Garnethill is a book that was chosen as a group read for my Kindle English Mystery Book Club on Goodreads. I have never read anything by this author, Denise Mina before this book. Probably should be 3.5 stars, but since that wasn't a possibility I gave it a 3.Garnethill is about an incest survivor who wakes up and finds her married boyfriend murdered in her living room. She was institutionalized briefly in the past and the book is as much about her attempt to hold onto her sanity as it is solving the murder.The positives about this book are that it has a well done mystery, with enough characters to keep you guessing and twists and turns throughout the plot. The pacing is good and it kept me turning the pages in a race to get to the end.
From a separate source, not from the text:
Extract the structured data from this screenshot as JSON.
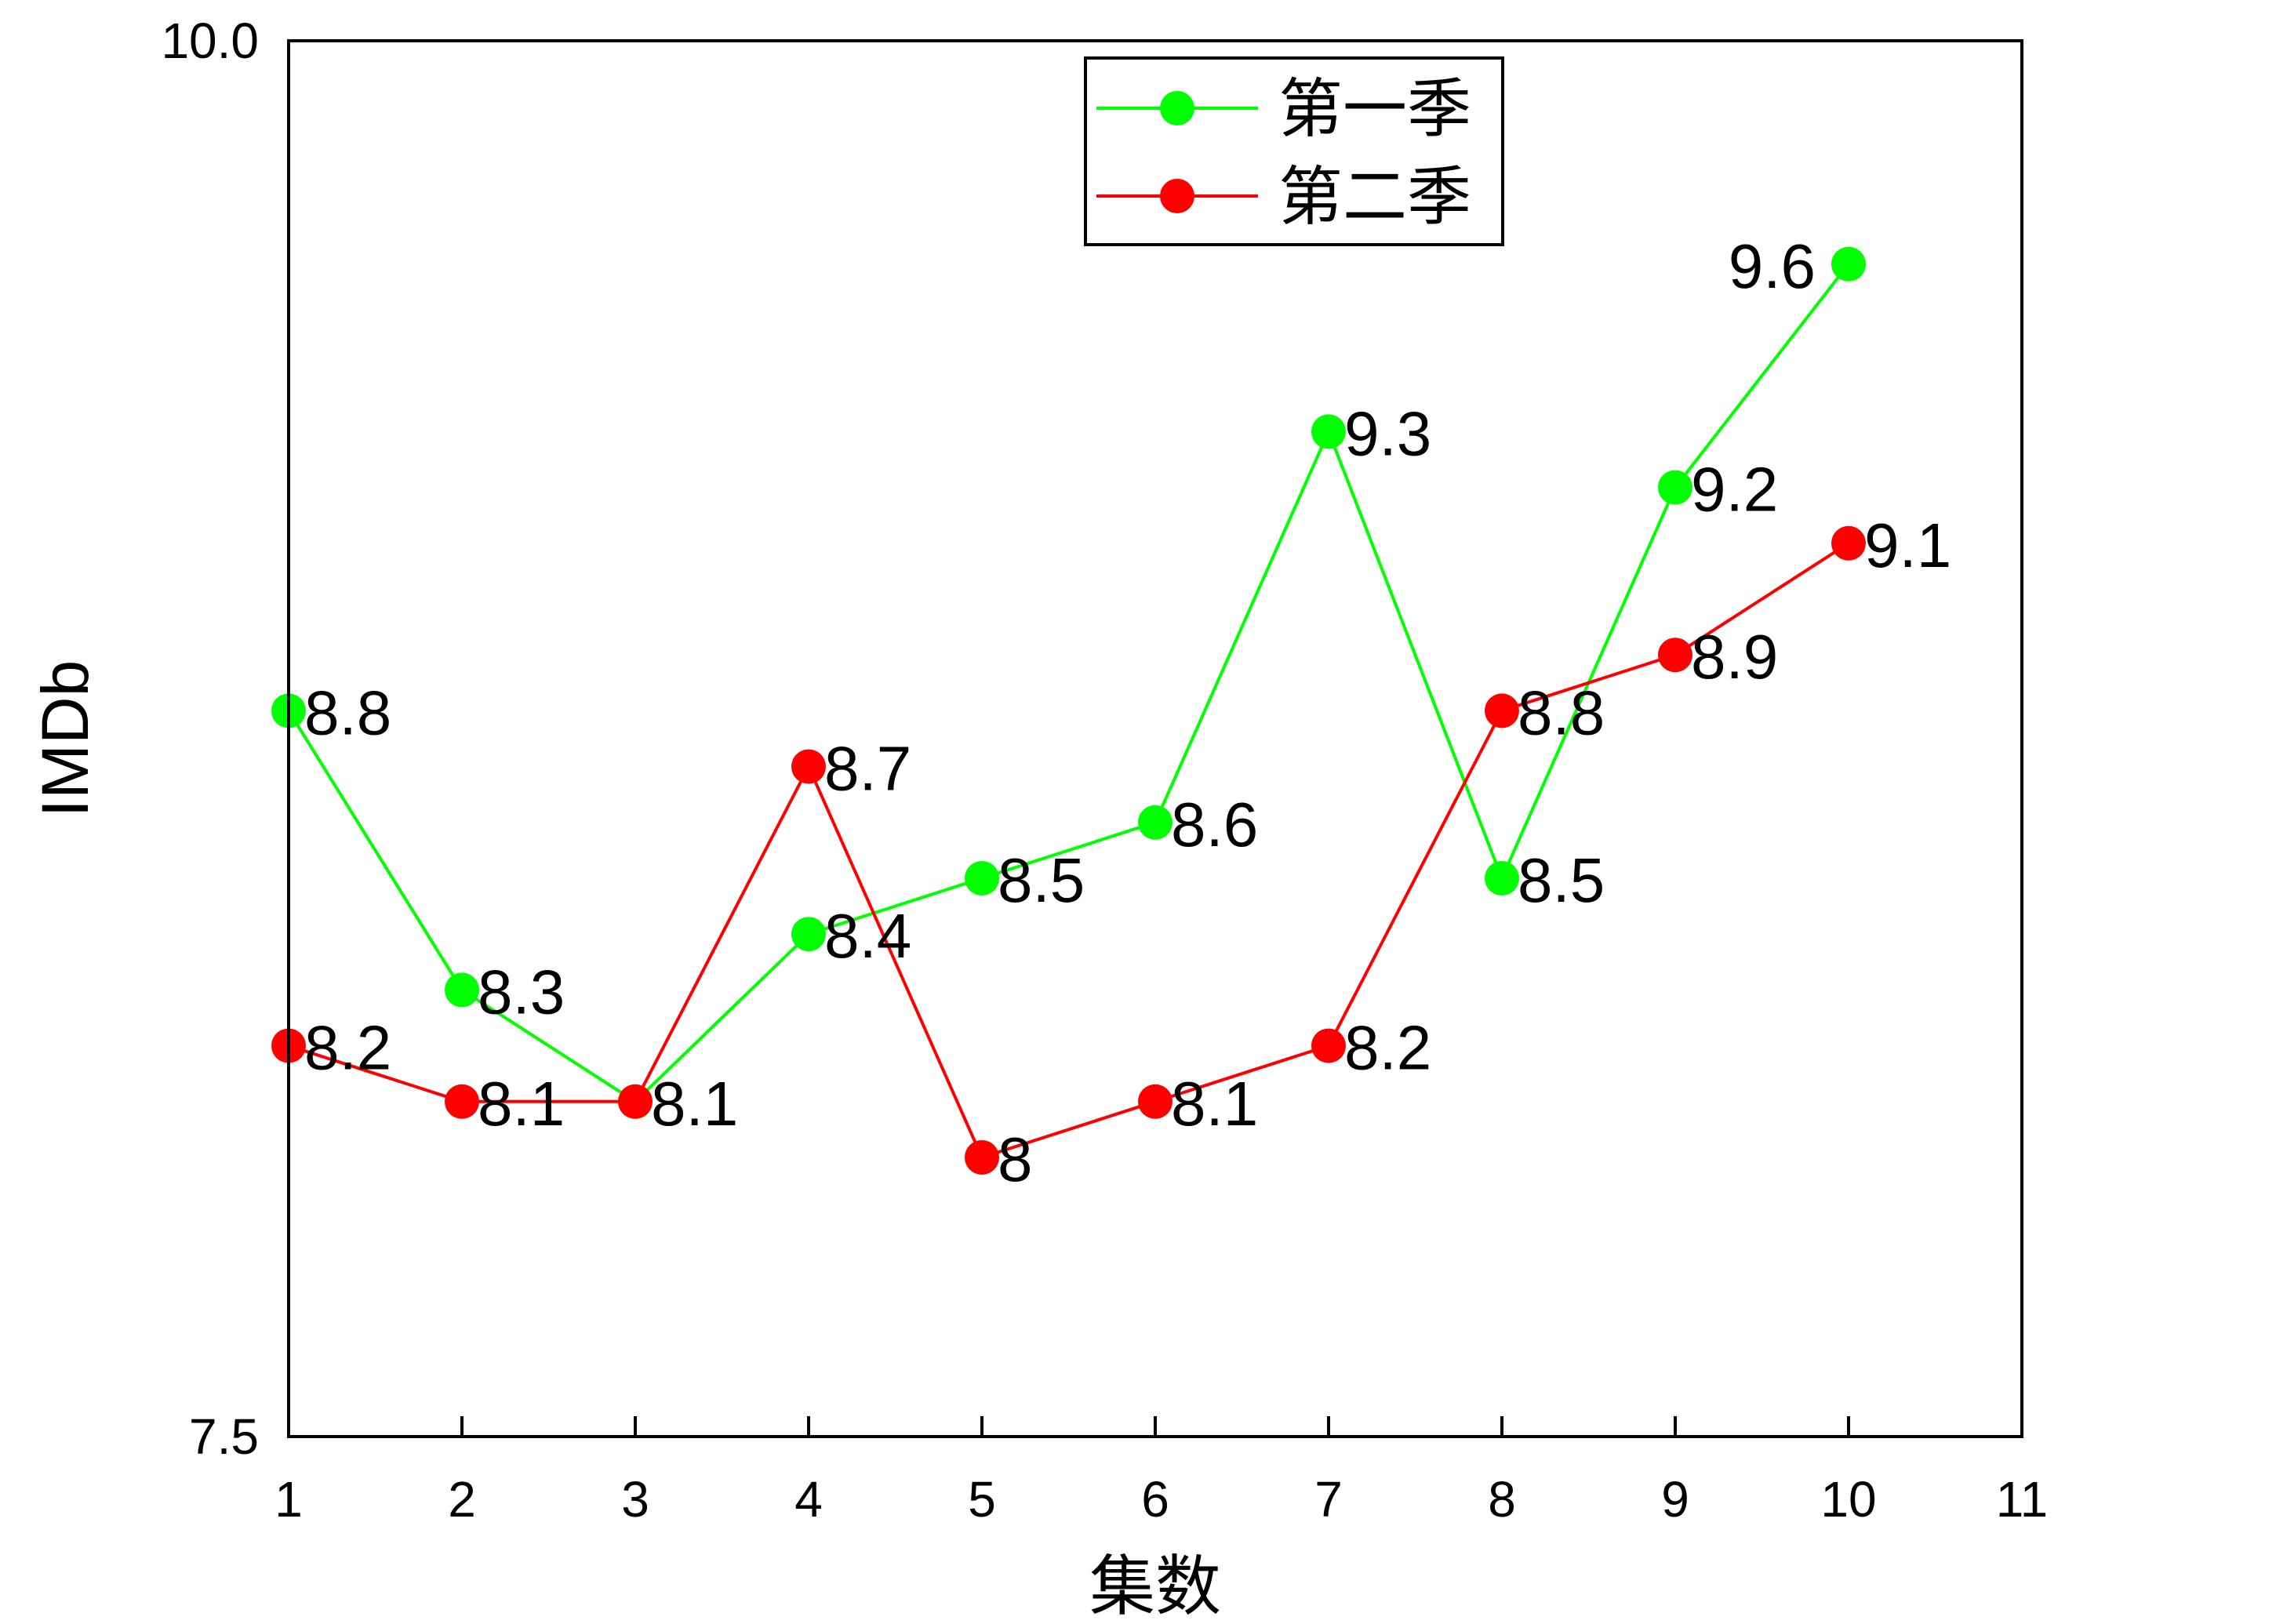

The setting is particularly well done, in description and in setting the mood of the book. It has a well developed sense of place as the reader follows Maureen to institutions, her family home, the police station, and day centers.I found the portrayal of Maureen O’Donnell, incest survivor, mental health patient, and adult child of an alcoholic to be extraordinarily perceptive and full of the nuances necessary to make it real. Maureen is a study in contradictions, doubting herself and unable to trust others. Distrustful of authority figures, morally “flexible” – yet with a sense of right and wrong, intelligent yet with no ambition, craving independence yet feeling lonely…all of the things that come from being violated as a child and not having your emotional needs met in childhood. This is the best part of the book for me.The main negative that I could find about this book is the portrayal of the police. It is a very stereotypical, cartoon-like characterization. It seemed we were supposed to side with Maureen in the interviews, but I could definitely see the police’s perspective. The body is found in her flat. Her behavior is odd, to say the least, she lied time and again (and got caught), and she came across as manipulative or even criminal. This part of the book is not up to the standards of the rest of the book. It seems like an adolescent take on authority – they are authority figures, hence they must be bad/incompetent/uncaring.A final word to the wise, as I was not aware of this when I read the book, it is book one in a trilogy, so there are some things left unresolved. The good thing is that there was enough great stuff here that I will probably read the next two books anyway.